In a statement, the company said the appointment of Mr Budd, a former Opera Australia employee and current director of Canberra Theatre Centre, would strengthen its "place as the nation's premier opera company".
"(Mr Budd's) leadership will secure an artistically rewarding and sustainable future for Opera Australia," Professor Davis, the new chair, said.
"Recent years have thrown some serious challenges at the company, handled with dedication and determination by the Opera Australia team."

Opera Australia, marking its 70th anniversary in 2025, has a chance to reconnect a new generation with its "healthily old-fashioned" art form, Battistoni said.

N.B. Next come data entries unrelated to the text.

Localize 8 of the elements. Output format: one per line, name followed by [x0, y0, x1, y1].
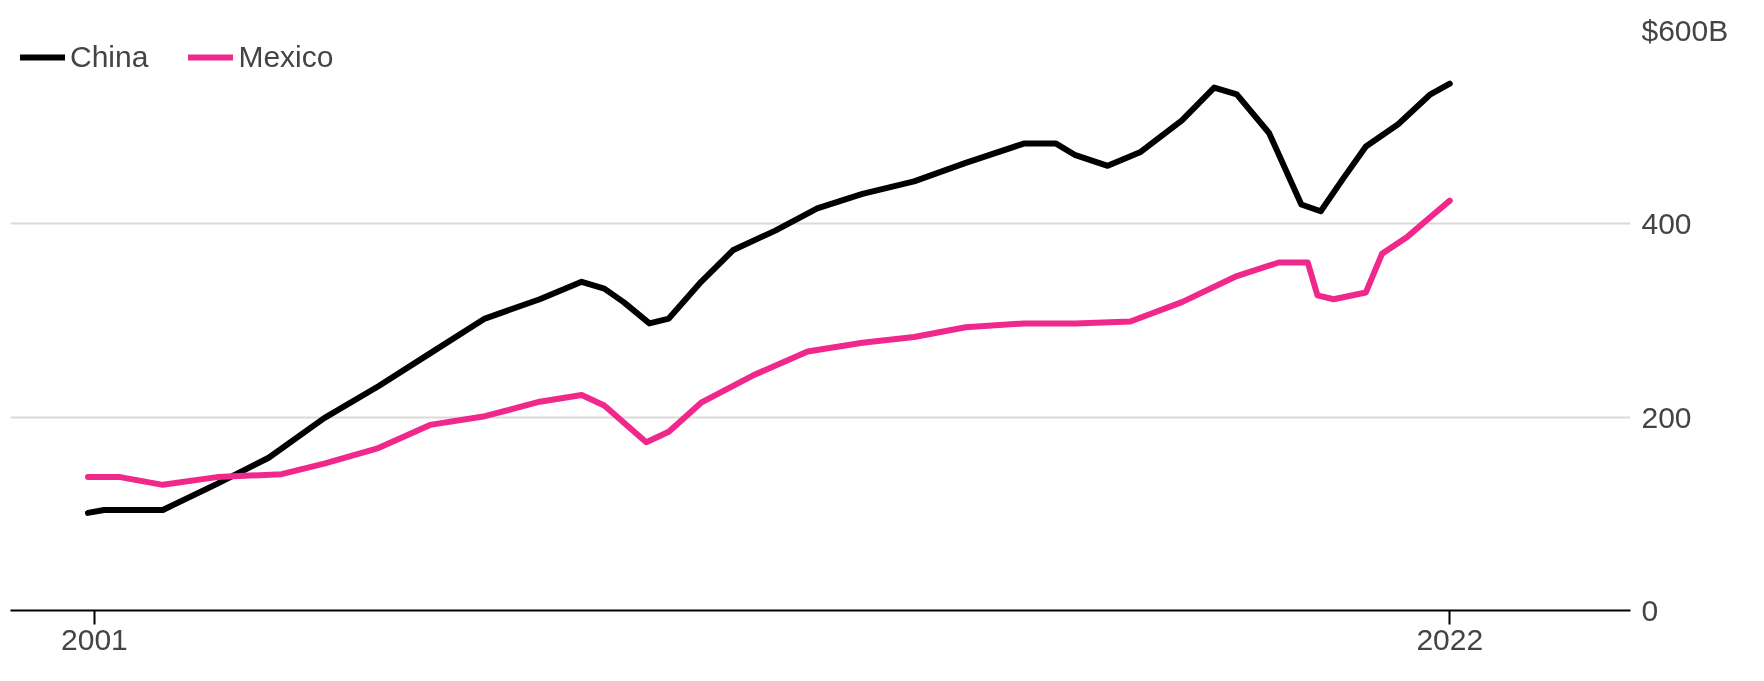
- y-tick-label: 0: [1641, 594, 1659, 627]
- y-tick-label: 200: [1641, 400, 1692, 434]
- y-tick-label: $600B: [1641, 14, 1729, 47]
- y-tick-label: 400: [1641, 207, 1692, 241]
- x-tick-label: 2001: [61, 622, 128, 656]
- x-tick-label: 2022: [1416, 622, 1484, 656]
- legend-label: China: [70, 40, 149, 74]
- legend-label: Mexico: [238, 40, 334, 74]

"I say healthily, because it can be revolutionary, that in an age where we are all so connected and disconnected by amazing technology and the digital world, the theatre can be, in a way, a cure to this detachment from reality and attachment to art, beauty, and the soul of humanity," he said.
Opera Australia earlier this year announced a return to some of its milestone productions.
Its Sydney 2026 program includes Moffatt Oxenbould's production of Madama Butterfly, and Graeme Murphy's The Merry Widow.
In Melbourne, the company's first new production of La Boheme in 15 years, as well as La Traviata directed by Sarah Giles, are highlights.